I'm not convinced there is one, or that the film needs to have one. GUMMO exists for its own sake. It's like an evocative but jumbled collage that mixes found material with created images, or one of those fat, ambitious double albums that offer a smorgasbord of songs in different modes. I've seen it described in print as a "quasi - documentary" and an "experimental feature," but while both phrases fit, they don't tell the whole story. In the press notes, director Gus van Sant [an admirer and patron of Korine's] admiringly invokes the names of Werner Herzog, John Cassavetes, Federico Fellini, Derek Jarman, documentarians Albert and David Maysles and hipster - grotesque photographer Diane Arbus. That's quite a laundry list of influences, and it's more or less accurate, but it doesn't tell the whole story, either.

My own sense is that GUMMO is part impressionist sociological collage, part American neorealist movie -- a ragged - edged, dreamy art object that is intended not to be analyzed and defined, but reacted to. You're supposed to give into it and feel it -- to let it seep into your subconscious. Though the film appears formless and directionless, it is clearly the product of phenomenal discipline. What happens onscreen is dumb, immature, shortsighted, crude, aimless, nonsensical; I don't blame people a bit for walking out in annoyance or disgust. Yet even if you hate Korine's vision, it's hard not to admit that it is, in fact, a vision. The individual components are hit - or - miss, and some parts are inscrutable, shallowly precocious or both, but there isn't a familiar or unoriginal moment.

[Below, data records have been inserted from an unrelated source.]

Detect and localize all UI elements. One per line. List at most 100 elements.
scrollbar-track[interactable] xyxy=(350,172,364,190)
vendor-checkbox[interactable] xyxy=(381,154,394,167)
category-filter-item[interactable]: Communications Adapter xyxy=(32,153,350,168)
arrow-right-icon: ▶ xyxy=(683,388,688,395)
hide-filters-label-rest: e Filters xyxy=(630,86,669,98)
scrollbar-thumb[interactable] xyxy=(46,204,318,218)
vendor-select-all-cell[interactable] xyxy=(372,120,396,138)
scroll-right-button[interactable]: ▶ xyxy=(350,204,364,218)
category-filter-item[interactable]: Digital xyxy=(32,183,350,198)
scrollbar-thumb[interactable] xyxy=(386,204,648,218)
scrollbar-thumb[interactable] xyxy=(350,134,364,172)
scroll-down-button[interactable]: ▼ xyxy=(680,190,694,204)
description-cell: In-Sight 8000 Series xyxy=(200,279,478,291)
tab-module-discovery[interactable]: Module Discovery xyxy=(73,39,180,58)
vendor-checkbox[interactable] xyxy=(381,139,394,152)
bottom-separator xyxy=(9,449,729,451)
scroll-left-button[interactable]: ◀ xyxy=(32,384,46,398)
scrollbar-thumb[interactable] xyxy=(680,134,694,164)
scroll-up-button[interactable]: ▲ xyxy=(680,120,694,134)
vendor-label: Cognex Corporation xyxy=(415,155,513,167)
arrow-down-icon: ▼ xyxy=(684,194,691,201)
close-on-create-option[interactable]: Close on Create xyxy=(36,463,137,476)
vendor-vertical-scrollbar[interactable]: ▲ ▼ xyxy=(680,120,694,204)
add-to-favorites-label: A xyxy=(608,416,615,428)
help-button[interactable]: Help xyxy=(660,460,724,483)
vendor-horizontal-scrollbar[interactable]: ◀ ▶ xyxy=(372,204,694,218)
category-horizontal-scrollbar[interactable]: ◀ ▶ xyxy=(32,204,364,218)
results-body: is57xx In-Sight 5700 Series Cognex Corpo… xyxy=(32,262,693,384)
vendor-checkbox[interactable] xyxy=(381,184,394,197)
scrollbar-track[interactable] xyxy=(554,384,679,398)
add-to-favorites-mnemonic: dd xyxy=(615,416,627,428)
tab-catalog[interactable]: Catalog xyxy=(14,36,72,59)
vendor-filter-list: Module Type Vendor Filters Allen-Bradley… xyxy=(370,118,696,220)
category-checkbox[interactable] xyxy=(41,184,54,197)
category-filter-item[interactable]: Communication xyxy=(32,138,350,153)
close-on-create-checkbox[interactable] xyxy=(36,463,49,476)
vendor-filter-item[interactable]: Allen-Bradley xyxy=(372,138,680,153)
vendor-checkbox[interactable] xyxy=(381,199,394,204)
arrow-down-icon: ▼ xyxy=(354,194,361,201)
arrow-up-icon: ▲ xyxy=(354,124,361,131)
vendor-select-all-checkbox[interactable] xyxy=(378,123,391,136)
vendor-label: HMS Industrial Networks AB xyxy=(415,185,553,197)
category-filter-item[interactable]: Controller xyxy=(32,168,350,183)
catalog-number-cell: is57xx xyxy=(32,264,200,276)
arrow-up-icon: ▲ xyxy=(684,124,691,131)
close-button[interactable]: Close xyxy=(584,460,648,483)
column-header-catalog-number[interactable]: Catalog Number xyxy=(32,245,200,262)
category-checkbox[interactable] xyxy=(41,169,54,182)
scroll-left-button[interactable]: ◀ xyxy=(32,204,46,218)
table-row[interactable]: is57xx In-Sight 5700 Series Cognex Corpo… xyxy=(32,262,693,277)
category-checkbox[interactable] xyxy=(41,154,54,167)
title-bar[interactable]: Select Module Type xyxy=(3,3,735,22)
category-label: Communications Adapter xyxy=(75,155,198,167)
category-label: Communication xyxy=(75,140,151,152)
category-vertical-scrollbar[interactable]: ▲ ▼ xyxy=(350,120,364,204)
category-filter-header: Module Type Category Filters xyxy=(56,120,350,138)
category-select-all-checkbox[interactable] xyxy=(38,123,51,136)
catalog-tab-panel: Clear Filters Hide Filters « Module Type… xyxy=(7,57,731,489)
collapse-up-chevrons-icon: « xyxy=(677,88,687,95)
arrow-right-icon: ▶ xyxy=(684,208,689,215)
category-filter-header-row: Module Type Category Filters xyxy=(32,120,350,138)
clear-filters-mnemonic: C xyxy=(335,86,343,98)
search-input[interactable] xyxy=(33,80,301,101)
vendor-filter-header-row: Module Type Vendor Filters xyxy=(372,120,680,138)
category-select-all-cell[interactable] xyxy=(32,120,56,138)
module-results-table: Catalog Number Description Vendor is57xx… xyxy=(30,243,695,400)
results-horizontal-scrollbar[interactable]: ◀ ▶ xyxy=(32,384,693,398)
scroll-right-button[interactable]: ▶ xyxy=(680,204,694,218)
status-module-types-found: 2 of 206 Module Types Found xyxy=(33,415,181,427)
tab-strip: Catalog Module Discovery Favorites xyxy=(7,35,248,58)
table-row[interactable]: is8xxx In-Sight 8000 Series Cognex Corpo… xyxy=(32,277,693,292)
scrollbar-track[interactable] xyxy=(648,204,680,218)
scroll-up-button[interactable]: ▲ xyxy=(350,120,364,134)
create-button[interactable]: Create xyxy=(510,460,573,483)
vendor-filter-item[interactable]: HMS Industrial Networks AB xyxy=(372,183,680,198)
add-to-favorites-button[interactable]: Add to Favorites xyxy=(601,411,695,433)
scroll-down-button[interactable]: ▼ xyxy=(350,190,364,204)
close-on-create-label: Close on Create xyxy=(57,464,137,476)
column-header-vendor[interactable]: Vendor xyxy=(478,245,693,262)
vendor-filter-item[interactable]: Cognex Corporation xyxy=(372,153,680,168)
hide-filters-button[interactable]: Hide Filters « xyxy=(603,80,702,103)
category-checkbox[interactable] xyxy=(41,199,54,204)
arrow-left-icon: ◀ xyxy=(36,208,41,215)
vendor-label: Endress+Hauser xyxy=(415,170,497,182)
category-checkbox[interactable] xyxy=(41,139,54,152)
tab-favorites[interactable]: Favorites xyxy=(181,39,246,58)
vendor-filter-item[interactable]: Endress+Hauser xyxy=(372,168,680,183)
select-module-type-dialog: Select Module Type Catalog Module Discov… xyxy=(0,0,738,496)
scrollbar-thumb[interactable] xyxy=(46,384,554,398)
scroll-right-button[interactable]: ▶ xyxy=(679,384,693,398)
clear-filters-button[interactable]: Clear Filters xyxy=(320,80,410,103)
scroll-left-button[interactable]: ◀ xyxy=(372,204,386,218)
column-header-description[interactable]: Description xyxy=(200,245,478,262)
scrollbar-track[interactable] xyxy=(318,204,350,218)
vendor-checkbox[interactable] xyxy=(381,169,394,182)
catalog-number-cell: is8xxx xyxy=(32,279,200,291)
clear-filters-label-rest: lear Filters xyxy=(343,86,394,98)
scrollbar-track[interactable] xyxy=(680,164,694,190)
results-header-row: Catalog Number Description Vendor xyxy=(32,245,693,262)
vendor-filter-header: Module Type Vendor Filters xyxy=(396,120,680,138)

GUMMO is alive in a way that few films are.

The aliveness comes from Korine's ability to grant physical form to childish ideas and emotions while simultaneously providing ironic distance. Watching it is like being inside the mind of a child without losing access to your own adult perceptions. [Maybe I'm just coming down from a Terrence Malick high, but it seems to me the film owes a debt to BADLANDS and DAYS OF HEAVEN. From the teen hero's bone - dry voice over narration to the enchanted landscapes to the luminous closeups of unglamorous faces, GUMMO has a decidedly Malick - esque vibe; the presence of Linda Manz merely makes the connection explicit.] Korine's controlled, empathetic tone puts us inside each moment. We sense the filmmaker truly understands these kids and their world and has reimagined both without condescension.

This is a marked departure from Larry Clark's direction of KIDS, which was cold and morbid and made all Korine's characters seem either hapless or worthless. In GUMMO, we look at the nonactors onscreen -- especially the retarded children, the dwarf, a deaf couple arguing in sign language in a bowling alley and other physically afflicted individuals -- and wonder, "Do these people understand what it means to be in a movie, or is their presence amount to a callous stunt??" I think they do understand what they're doing. A clever director might be able to trick one or two people into exploiting themselves on camera, but doing the same with a large ensemble cast is impossible. In any case, Korine genuinely likes and appreciates them.

His affection shows in the way they're photographed: radiantly. The rhetorical question a lesser filmmaker would have posed would read, "Aren't these folks odd??" Instead, the movie asks, "What's so odd about these folks??"

Or, as one character puts it, "Life is beautiful ... Really it is."